Thermally Boring: Ductless Heating and Cooling
Advantages of Ductless Heating and Cooling
Peckham Architecture’s LEED Platinum home headquarters in Columbia, Missouri, uses ductless heating and cooling and HRV (heat recovery ventilation) to maintain clean, comfortable indoor air. These tools contribute to net-positive energy: Our green building produces more energy than it consumes. During the hottest May on record (2016), we earned a negative electric bill (-$176)! Yet many Americans still don’t know about these technologies.
Ductless heating and cooling is, by definition, far more efficient and flexible than typical ducted systems. In the video below, Jamie Callahan of Columbia-based Air & Water Solutions talks about our Mitsubishi Electric ductless heating and cooling system, also known as a mini split.
“The United States is the only place that uses duct work,” Callahan says. “Everywhere else in the world has been using mini splits for over 40 years. So we’re just behind on the technology.”
Ventilating a Green Building
Our green building is sealed and insulated to the point of being airtight, which poses unique ventilation challenges. The Zehnder HRV system was custom designed for the needs of this house.
“With this house being so tight, you have to control moisture, smells, VOCs,” Callahan says.
The HRV system replaces the stale, humid indoor air with fresh air from outside. Inside the energy recovery core, energy from the “old” air heats the incoming “new” air to nearly the same temperature before distributing it in the home. This creates constant indoor climate stability.
“It’s complete comfort control, as well as energy savings,” Callahan says. “So we’re far above and beyond a standard construction home on efficiencies.”
Thermally Boring means Energy Efficient
In the video below, green building expert Dave Horton uses a thermal imaging system to detect heat transfer in our eco house. Buildings are full of thermal bridges, or areas where energy typically escapes: the slab foundation, doors and windows, walls and ceiling, and the roof. Luckily, green building insulation can dramatically reduce heat transfer.

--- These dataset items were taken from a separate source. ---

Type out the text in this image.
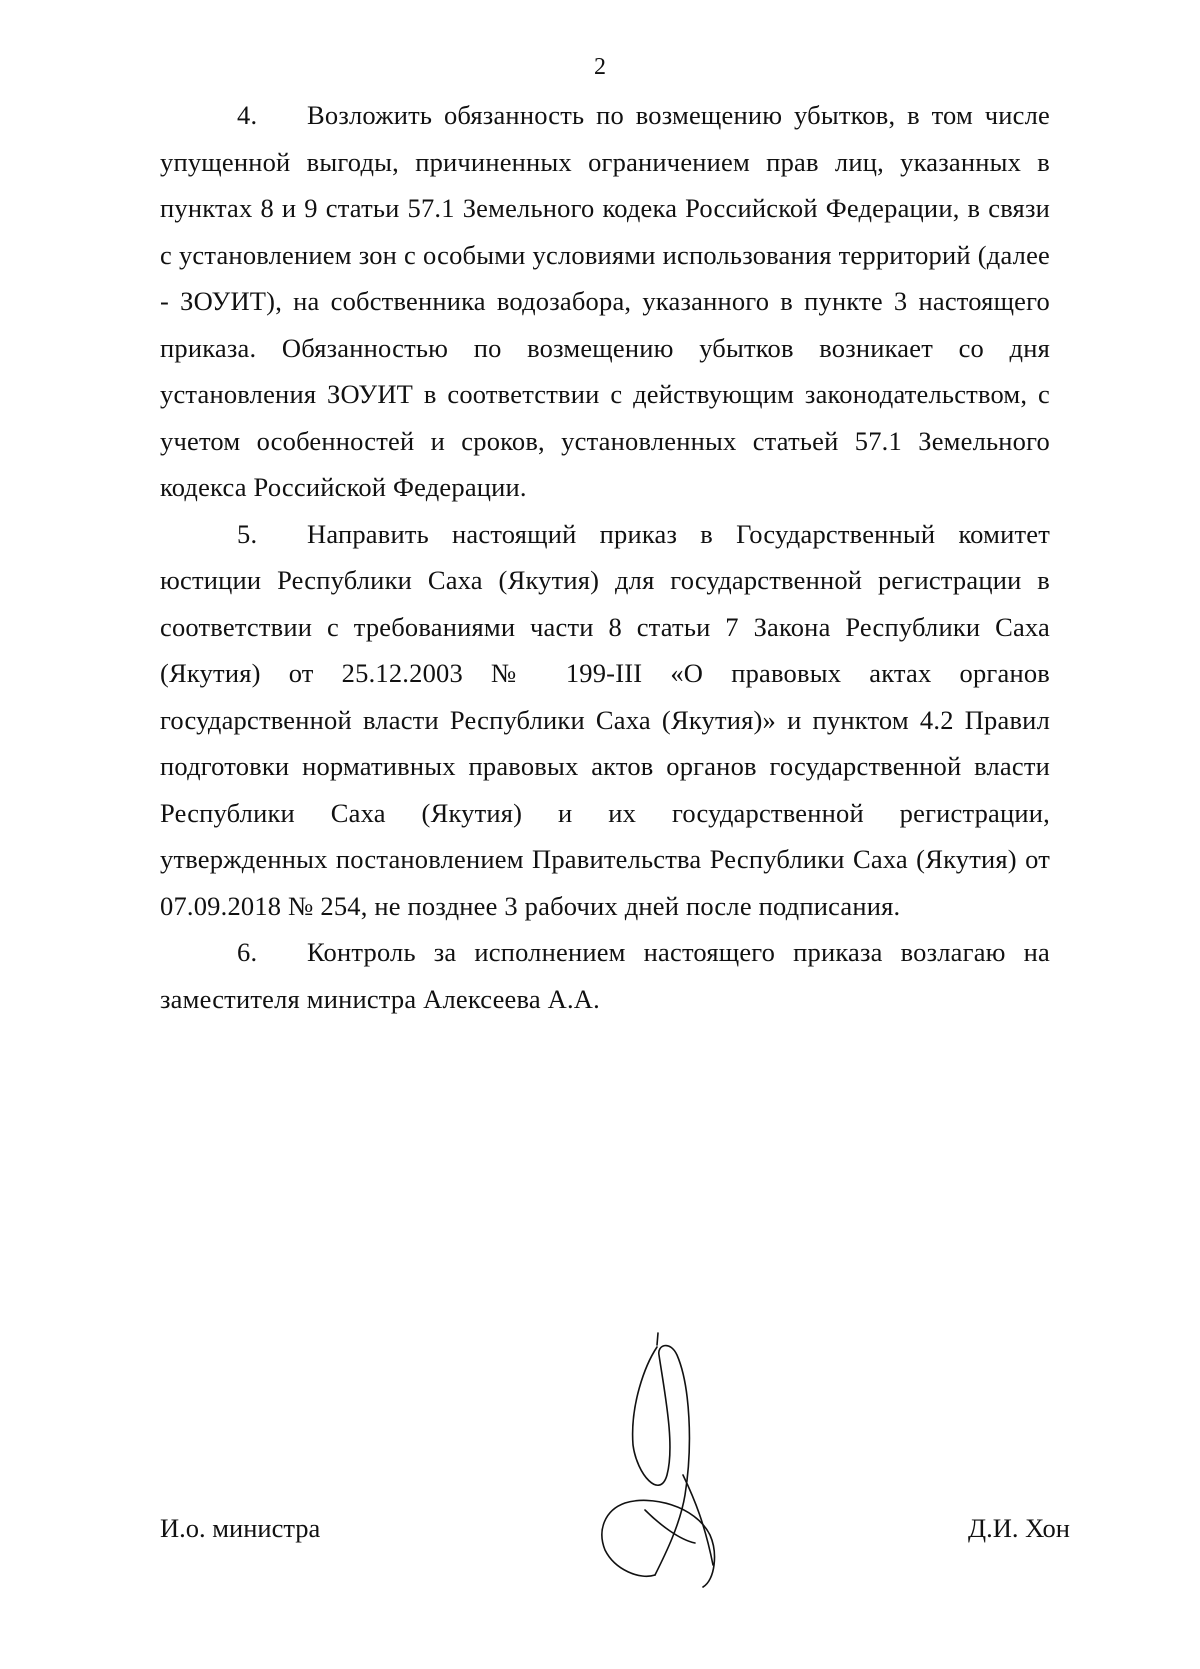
2

4. Возложить обязанность по возмещению убытков, в том числе упущенной выгоды, причиненных ограничением прав лиц, указанных в пунктах 8 и 9 статьи 57.1 Земельного кодека Российской Федерации, в связи с установлением зон с особыми условиями использования территорий (далее - ЗОУИТ), на собственника водозабора, указанного в пункте 3 настоящего приказа. Обязанностью по возмещению убытков возникает со дня установления ЗОУИТ в соответствии с действующим законодательством, с учетом особенностей и сроков, установленных статьей 57.1 Земельного кодекса Российской Федерации.

5. Направить настоящий приказ в Государственный комитет юстиции Республики Саха (Якутия) для государственной регистрации в соответствии с требованиями части 8 статьи 7 Закона Республики Саха (Якутия) от 25.12.2003 № 199-III «О правовых актах органов государственной власти Республики Саха (Якутия)» и пунктом 4.2 Правил подготовки нормативных правовых актов органов государственной власти Республики Саха (Якутия) и их государственной регистрации, утвержденных постановлением Правительства Республики Саха (Якутия) от 07.09.2018 № 254, не позднее 3 рабочих дней после подписания.

6. Контроль за исполнением настоящего приказа возлагаю на заместителя министра Алексеева А.А.

И.о. министра	Д.И. Хон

This is one time when boring is best—Horton’s thermal imager showed very little activity.
“There’s not a whole lot that looks thermally different,” Horton said. “If it’s thermally boring like that, that’s what you want. You want it to all just look the same.”
Horton says this project “could very well be the greenest house that I’ve ever worked on, if not the greenest house anyone has ever worked on.”